Aos 14 anos, fui abandonada no aeroporto de Dubai por causa de uma brincadeira do meu irmão invejoso. Devastada e faminta, encontrei um estranho, um homem árabe: “Venha comigo. Acredite em mim, eles vão se arrepender disso…” Quatro horas depois, a polícia ligou. Minha mãe empalideceu quando…

Quase.

Pensei no que eu faria se isso fosse um filme.

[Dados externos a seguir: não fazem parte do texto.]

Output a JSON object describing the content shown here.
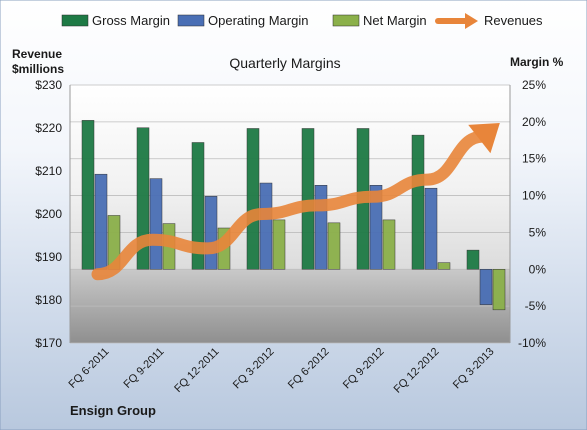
{
  "chart_data": {
    "type": "bar",
    "title": "Quarterly Margins",
    "company": "Ensign Group",
    "left_axis": {
      "label_line1": "Revenue",
      "label_line2": "$millions",
      "range": [
        170,
        230
      ],
      "ticks": [
        "$170",
        "$180",
        "$190",
        "$200",
        "$210",
        "$220",
        "$230"
      ],
      "tick_values": [
        170,
        180,
        190,
        200,
        210,
        220,
        230
      ]
    },
    "right_axis": {
      "label": "Margin %",
      "range": [
        -10,
        25
      ],
      "ticks": [
        "-10%",
        "-5%",
        "0%",
        "5%",
        "10%",
        "15%",
        "20%",
        "25%"
      ],
      "tick_values": [
        -10,
        -5,
        0,
        5,
        10,
        15,
        20,
        25
      ]
    },
    "categories": [
      "FQ 6-2011",
      "FQ 9-2011",
      "FQ 12-2011",
      "FQ 3-2012",
      "FQ 6-2012",
      "FQ 9-2012",
      "FQ 12-2012",
      "FQ 3-2013"
    ],
    "series": [
      {
        "name": "Gross Margin",
        "axis": "right",
        "color": "#1e7a45",
        "values": [
          20.2,
          19.2,
          17.2,
          19.1,
          19.1,
          19.1,
          18.2,
          2.6
        ]
      },
      {
        "name": "Operating Margin",
        "axis": "right",
        "color": "#4a6fb5",
        "values": [
          12.9,
          12.3,
          9.9,
          11.7,
          11.4,
          11.4,
          11.0,
          -4.8
        ]
      },
      {
        "name": "Net Margin",
        "axis": "right",
        "color": "#8bb04a",
        "values": [
          7.3,
          6.2,
          5.6,
          6.7,
          6.3,
          6.7,
          0.9,
          -5.5
        ]
      }
    ],
    "trend": {
      "name": "Revenues",
      "color": "#e8853a",
      "axis": "left",
      "values": [
        186,
        194,
        192,
        200,
        202,
        204,
        208,
        218
      ]
    },
    "grid": true,
    "legend_position": "top"
  }
}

Num filme, a heroína descuidada encontraria uma saída engenhosa.

Ela faria amizade com um segurança, descobriria um talento secreto ou, pelo menos, teria algumas habilidades básicas de sobrevivência para recorrer em caso de necessidade.

Minhas habilidades de sobrevivência consistiam em fazer macarrão instantâneo no micro-ondas e, ocasionalmente, lembrar de lavar roupa.

Ela estava condenada.

Os minutos foram passando.

Encostei as costas na parede fria e tentei desaparecer.

Passei a vida inteira tentando ser invisível na minha própria família.

Agora ele desejava poder ser visto, mesmo que apenas uma vez, por alguém que realmente se importasse.

E então, justamente quando pensei que tinha chegado ao fundo do poço, uma sombra caiu sobre mim.

Eu olhei para cima.

Um homem alto estava ali, talvez com cerca de 50 anos, vestido com um elegante terno branco tradicional, com uma barba grisalha bem aparada e olhos escuros e bondosos.

Ele parecia ser alguém importante, alguém que provavelmente era dono de várias daquelas lojas de luxo que eu não tinha condições de visitar.

Mas ele não me olhou com julgamento nem com pena.

Ele olhou para mim com genuína preocupação.

"Moça", disse ele, em seu inglês com sotaque, mas claro, "você parece precisar de ajuda, e acho que sei exatamente como ajudá-la."

Todos os meus instintos gritavam perigo para mim.

Um estranho. Um país estrangeiro. Sozinho.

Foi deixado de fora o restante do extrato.